SLAMffusion

SLAM stands for Simultaneous Localization and Mapping, a robotics technique for when you need to use sensor data to accurately build a map and find yourself in it. It's about compensating for noisy data by using constraints like common landmarks and loop closures to either find the most likely solution (particle/Kalman-based) or the least bad solution (graph optimization-based).

Wait. Denoising. Isn't that what diffusion models are really good at? Could SLAM Diffusion or Diffusion SLAM work? Short answer: unfortunately it hasn't for me.

Thing with images is that they're convenient to represent. It's just a grid of pixels. You can split it into its channels, scale it down, or throw it into an autoencoder, but it doesn't get any more complex to handle. But to do SLAM, you need to denoise location, and so you need to denoise trajectories, and so you must represent trajectories somehow. And there are so many ways to do that.

To start, we aren't even adding sensors.

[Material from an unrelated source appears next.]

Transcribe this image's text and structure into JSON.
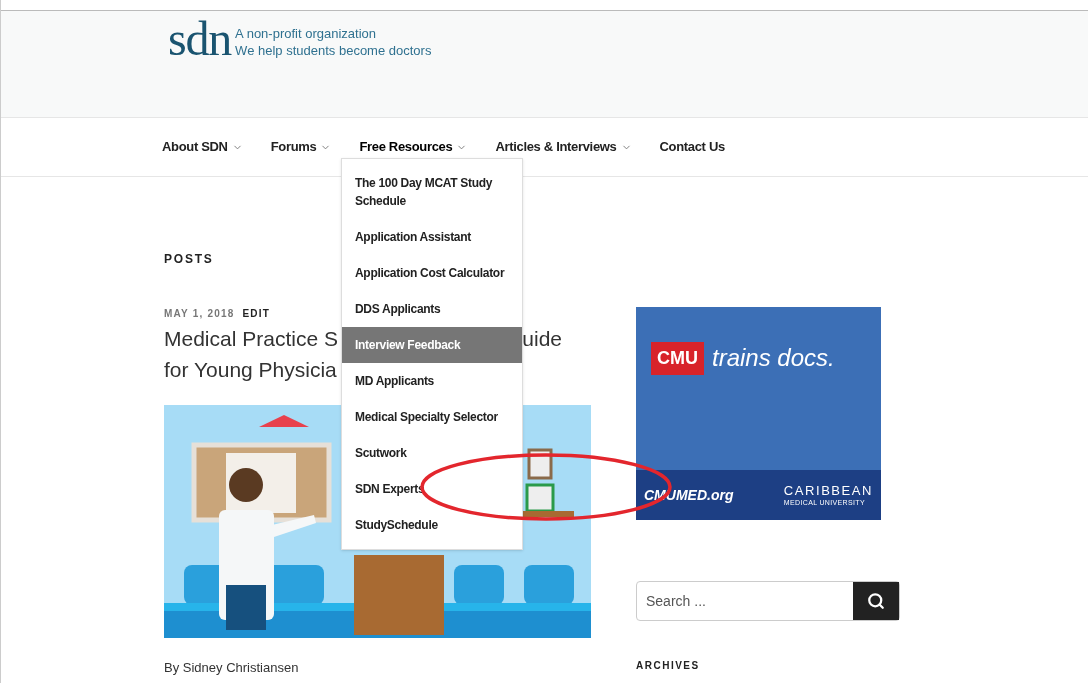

The question is just "can the model learn how to generate trajectories that look like what it was trained on". For my purposes, my trajectories were Roomba-like, mostly straight but bouncing off of walls and a divider. Back to representing the trajectories:

Represent each move as how much the left and right wheels have changed. Or represent it as the sum of all time and hope that the model learns how to make its convolutions subtract. Remember to supplement with dead reckoning since the model won't figure out absolute position from just the wheel data.
Represent each move as a vector (whether polar or Cartesian). Or an absolute position. Hope this doesn't break the model's model of turning in place.
Represent each move as a pose (x, y, theta) delta. Or an absolute pose. Hope that implicitly forcing the model to learn sine and cosine isn't problematic.

Even if you have a good representation, you still need to train the model. But how? What will you input? What will be simply conditioned? How will you architecture the insides? What will come out the other end? What do you calculate loss on?

And what type of noise do you add? How do you add (or mix) it? Does the model get to know the step of denoising it's on?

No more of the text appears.